Above Photograph - Art Wright, the Party Chief of Williamson & Associates Search Team.

Glenys McDonald - Director, The Finding Sydney Foundation (Observer)

Today I have spent much of my time in the survey room with the Williamson and Associates crew.  I took the opportunity to sit in the hot seat flying the fish for a few precious moments myself.  The technology is incredible.  You can see exactly where you are, the precise GPS position, water depth, altitude of the fish etc, all of which is printed out and saved on computer file, where track lines and positions can be compared. 

It is hard to comprehend that we are scanning 3000 meters of sea bed on either side of our track.  I can recommend the leisurely pace of 3 knots, although it takes nearly a good 24 hours to complete one track run.

The work is ongoing 24 hours and night and day has become a little blurred.  It does not matter out here if I go to bed at midnight or 2am.  The Williamson crew changeover is a midnight and midday.  David’s off shift operator, Robert works a twelve hour shift commencing at 6pm, but David Mearns is on deck long hours after his shift officially ends.

John Perryman - Senior Navy Historian (Observer)

Today we completed our north-south run down line number 9 of the search box where we continued to see a mixture of sporadic geological features such as rocky outcrops and depressions as well as large tracts of featureless sea bed. Traveling at between 2-3 knots is slow going, but that is the nature of the work with the SM30 sonar equipment streamed astern of us on anything up to 9,500 metres of cable. With freshening winds we are now repositioning for further runs throughout the search area.

Historical Anecdote.

HMAS Sydney (II) had four commanding officers during her six year commission in the Royal Australian Navy (RAN).

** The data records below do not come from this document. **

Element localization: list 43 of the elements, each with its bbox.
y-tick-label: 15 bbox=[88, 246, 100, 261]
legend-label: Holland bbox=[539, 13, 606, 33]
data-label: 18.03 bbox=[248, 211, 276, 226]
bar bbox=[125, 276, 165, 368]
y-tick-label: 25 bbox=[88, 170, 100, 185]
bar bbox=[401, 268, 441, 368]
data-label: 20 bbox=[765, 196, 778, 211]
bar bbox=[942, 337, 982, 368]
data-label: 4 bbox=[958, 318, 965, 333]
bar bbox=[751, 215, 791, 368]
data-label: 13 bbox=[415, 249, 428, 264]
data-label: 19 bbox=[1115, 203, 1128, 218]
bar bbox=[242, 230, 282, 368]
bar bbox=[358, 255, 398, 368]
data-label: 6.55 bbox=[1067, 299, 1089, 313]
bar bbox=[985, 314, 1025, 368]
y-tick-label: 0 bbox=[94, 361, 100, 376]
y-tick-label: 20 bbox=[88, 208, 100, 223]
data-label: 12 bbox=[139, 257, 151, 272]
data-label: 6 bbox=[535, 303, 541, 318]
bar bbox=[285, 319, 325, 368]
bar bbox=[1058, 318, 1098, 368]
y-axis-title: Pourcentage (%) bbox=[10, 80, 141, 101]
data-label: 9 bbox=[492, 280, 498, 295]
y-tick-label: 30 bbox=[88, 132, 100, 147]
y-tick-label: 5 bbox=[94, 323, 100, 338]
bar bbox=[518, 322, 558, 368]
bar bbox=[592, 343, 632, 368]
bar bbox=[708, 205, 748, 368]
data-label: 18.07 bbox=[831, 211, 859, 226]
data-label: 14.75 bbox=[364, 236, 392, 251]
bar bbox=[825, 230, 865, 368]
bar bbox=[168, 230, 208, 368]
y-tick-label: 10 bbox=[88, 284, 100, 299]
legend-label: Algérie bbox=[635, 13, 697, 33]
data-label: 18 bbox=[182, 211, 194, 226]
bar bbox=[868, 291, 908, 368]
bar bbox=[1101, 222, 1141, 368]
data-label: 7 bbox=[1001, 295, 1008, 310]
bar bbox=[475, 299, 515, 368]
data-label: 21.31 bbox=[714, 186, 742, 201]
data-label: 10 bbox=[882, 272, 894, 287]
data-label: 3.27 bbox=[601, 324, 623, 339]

The first was Captain J.U.P. Fitzgerald, Royal Navy (RN) who commissioned Sydney in England on 24 September 1935. He was succeeded by Captain J.W.A. Waller, RN in 1937, who remained in command until 16 November 1939 at which time Captain J.A. Collins, RAN assumed command. Collins was a graduate of the Royal Australian Naval College and the first Australian officer to command the light cruiser. It was under the command of Collins that Sydney captured the hearts and minds of the Australian population through her exploits in the Mediterranean theatre. Notably for crippling the Italian cruiser Bartolomeo Colleoni, and her spirited pursuit of her consort, the cruiser Giovanni Delle Bande Nere.

On returning to Australia, Collins was relieved by Captain J. Burnett, RAN, on 14 May 1941. Captain Burnett went down with his ship following the fierce action with the German raider Kormoran on 19 November 1941.